Assuré par Jérôme Gaillardet, ce cours pose les bases des sciences de la Terre tout en soulignant notre effet sur la planète. GAHA de son petit nom, le cours a été réinventé spécifiquement pour le cursus Politiques de la Terre. L’acronyme lui-même est une référence à l’hypothèse Gaïa de James Lovelock, reprise par Bruno Latour (Face à Gaïa). Ce cours s’inscrit en partie dans la continuité de la théorie de Latour, et en 2020, le philosophe a été invité pour introduire le cours.

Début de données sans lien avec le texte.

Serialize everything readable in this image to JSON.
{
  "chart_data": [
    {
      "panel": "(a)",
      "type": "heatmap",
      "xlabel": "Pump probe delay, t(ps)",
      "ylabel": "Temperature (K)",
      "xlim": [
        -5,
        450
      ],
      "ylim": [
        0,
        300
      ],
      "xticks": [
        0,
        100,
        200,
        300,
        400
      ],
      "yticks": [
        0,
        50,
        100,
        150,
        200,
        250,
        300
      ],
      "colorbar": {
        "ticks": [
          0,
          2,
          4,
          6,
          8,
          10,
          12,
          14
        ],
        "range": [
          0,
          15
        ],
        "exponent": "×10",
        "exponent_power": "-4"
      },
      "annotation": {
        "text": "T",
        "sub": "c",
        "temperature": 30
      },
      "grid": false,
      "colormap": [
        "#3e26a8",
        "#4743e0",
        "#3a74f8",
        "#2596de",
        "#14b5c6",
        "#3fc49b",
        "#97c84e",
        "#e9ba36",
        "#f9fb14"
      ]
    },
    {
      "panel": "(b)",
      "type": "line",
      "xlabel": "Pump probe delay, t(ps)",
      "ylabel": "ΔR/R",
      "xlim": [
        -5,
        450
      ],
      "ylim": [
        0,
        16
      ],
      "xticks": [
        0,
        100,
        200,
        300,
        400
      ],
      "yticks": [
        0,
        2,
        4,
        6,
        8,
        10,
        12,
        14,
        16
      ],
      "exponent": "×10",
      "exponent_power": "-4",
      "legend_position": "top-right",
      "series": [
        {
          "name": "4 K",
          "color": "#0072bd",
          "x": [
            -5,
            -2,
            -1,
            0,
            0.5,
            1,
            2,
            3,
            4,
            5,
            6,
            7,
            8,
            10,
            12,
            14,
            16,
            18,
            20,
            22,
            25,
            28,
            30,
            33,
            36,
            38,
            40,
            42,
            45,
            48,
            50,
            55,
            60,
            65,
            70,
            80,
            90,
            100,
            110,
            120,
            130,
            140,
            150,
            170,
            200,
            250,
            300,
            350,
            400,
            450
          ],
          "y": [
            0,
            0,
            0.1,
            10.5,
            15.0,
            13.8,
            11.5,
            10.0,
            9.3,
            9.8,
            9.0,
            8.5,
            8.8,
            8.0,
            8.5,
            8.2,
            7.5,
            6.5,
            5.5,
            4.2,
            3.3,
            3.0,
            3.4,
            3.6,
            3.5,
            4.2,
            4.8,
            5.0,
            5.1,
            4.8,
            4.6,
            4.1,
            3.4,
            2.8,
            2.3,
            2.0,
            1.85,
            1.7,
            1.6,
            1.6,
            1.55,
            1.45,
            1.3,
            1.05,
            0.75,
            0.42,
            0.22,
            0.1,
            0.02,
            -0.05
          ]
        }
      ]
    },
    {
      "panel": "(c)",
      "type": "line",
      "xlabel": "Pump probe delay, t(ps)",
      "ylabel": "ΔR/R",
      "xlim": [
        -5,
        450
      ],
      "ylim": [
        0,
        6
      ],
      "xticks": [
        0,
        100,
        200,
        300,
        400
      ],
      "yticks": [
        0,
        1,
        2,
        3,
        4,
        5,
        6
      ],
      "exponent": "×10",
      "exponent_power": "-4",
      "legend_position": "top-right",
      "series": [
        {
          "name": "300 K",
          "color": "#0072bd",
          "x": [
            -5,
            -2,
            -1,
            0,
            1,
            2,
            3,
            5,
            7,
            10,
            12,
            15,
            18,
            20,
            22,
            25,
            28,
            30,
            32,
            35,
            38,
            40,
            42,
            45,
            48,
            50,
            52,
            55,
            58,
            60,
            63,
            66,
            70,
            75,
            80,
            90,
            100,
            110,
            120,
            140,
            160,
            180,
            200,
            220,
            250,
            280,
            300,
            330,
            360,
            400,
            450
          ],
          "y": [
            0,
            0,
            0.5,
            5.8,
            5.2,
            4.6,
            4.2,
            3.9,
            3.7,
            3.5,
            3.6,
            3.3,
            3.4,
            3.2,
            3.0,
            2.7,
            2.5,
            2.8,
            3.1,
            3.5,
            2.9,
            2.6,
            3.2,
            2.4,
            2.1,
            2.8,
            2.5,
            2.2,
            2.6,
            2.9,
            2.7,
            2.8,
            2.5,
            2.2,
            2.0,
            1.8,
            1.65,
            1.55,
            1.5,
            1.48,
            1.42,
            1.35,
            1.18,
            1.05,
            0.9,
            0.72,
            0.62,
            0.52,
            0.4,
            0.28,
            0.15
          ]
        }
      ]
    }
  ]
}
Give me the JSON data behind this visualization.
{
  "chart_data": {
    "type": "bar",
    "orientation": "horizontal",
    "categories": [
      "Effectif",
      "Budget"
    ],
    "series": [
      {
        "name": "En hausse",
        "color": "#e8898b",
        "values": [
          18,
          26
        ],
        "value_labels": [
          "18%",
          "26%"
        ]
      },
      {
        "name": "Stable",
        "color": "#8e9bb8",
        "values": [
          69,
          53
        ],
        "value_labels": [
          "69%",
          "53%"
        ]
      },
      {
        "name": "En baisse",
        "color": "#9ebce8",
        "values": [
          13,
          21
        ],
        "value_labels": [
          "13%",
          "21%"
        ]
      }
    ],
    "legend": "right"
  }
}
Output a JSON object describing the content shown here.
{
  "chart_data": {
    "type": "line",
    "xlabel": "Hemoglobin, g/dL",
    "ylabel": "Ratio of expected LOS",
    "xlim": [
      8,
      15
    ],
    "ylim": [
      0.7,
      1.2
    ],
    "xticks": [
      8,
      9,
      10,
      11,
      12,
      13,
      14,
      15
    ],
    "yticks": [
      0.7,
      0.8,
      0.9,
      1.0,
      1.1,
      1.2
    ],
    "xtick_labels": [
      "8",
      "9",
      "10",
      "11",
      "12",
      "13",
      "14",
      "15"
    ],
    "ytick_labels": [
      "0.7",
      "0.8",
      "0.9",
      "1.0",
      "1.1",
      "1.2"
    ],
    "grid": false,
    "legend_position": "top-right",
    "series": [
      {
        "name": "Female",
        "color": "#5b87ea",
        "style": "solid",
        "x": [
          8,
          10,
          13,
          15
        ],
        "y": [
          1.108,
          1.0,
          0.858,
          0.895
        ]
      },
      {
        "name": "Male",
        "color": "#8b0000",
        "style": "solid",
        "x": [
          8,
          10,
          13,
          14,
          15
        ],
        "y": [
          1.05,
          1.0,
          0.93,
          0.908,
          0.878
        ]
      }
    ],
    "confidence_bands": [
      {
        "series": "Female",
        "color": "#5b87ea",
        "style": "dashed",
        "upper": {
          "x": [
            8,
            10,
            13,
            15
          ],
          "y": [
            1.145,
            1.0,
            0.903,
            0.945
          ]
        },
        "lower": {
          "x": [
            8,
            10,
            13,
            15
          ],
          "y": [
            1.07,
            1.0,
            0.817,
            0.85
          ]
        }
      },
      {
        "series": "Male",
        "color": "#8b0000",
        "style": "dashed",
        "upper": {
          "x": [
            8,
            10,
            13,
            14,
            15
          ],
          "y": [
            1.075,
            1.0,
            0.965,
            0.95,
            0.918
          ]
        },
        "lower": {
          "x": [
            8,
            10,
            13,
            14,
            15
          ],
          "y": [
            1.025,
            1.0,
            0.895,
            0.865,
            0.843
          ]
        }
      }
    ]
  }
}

D’autres séances sont assurées par des invités spéciaux (par exemple Giacomo Parrinello, chercheur à Sciences Po) pour présenter des cas spécifiques de l’intersection des sciences de la terre et des sciences sociales.
Au premier semestre, nous avons commencé par étudier notre environnement proche d’un point de vue géologique à travers une étude du bassin parisien. Une grande partie de ce premier semestre est consacrée à l’étude de la zone critique (la pellicule externe de la Terre dans laquelle se développe la vie), un enjeu primordial pour les sociétés actuelles. On nous présente aussi certains cycles majeurs de la Terre, comme ceux de l’eau ou du carbone. Ce programme est l’occasion d’aborder des points clés du double diplôme, comme l’impact de l’Homme sur le système Terre via la déstabilisation de tous ces cycles.
Le deuxième semestre, quant à lui, est plutôt consacré à la structure interne de la Terre, du manteau, aux volcans, aux montages. On aborde aussi l’histoire de la formation de notre planète, l’apparition de la vie, et l’étude du système solaire. On nous présente notamment les grands climats que la Terre avait dans le passé, et l’influence de la vie sur ceux-ci.
L’intérêt de ce cours réside aussi grandement dans les petits commentaires et prises de positions du professeur, qui animent les heures de cours magistral !
Ce cours est divisé en cours magistraux et en travaux dirigés, qui représentent chacun deux heures par semaine. Trois contrôles continus (l’équivalent des DS) ont lieu chaque semestre et sont organisés par la chargée de TD. De plus, à la fin de chaque semestre s’ajoute un partiel portant uniquement sur ce qui a été étudié en cours magistral.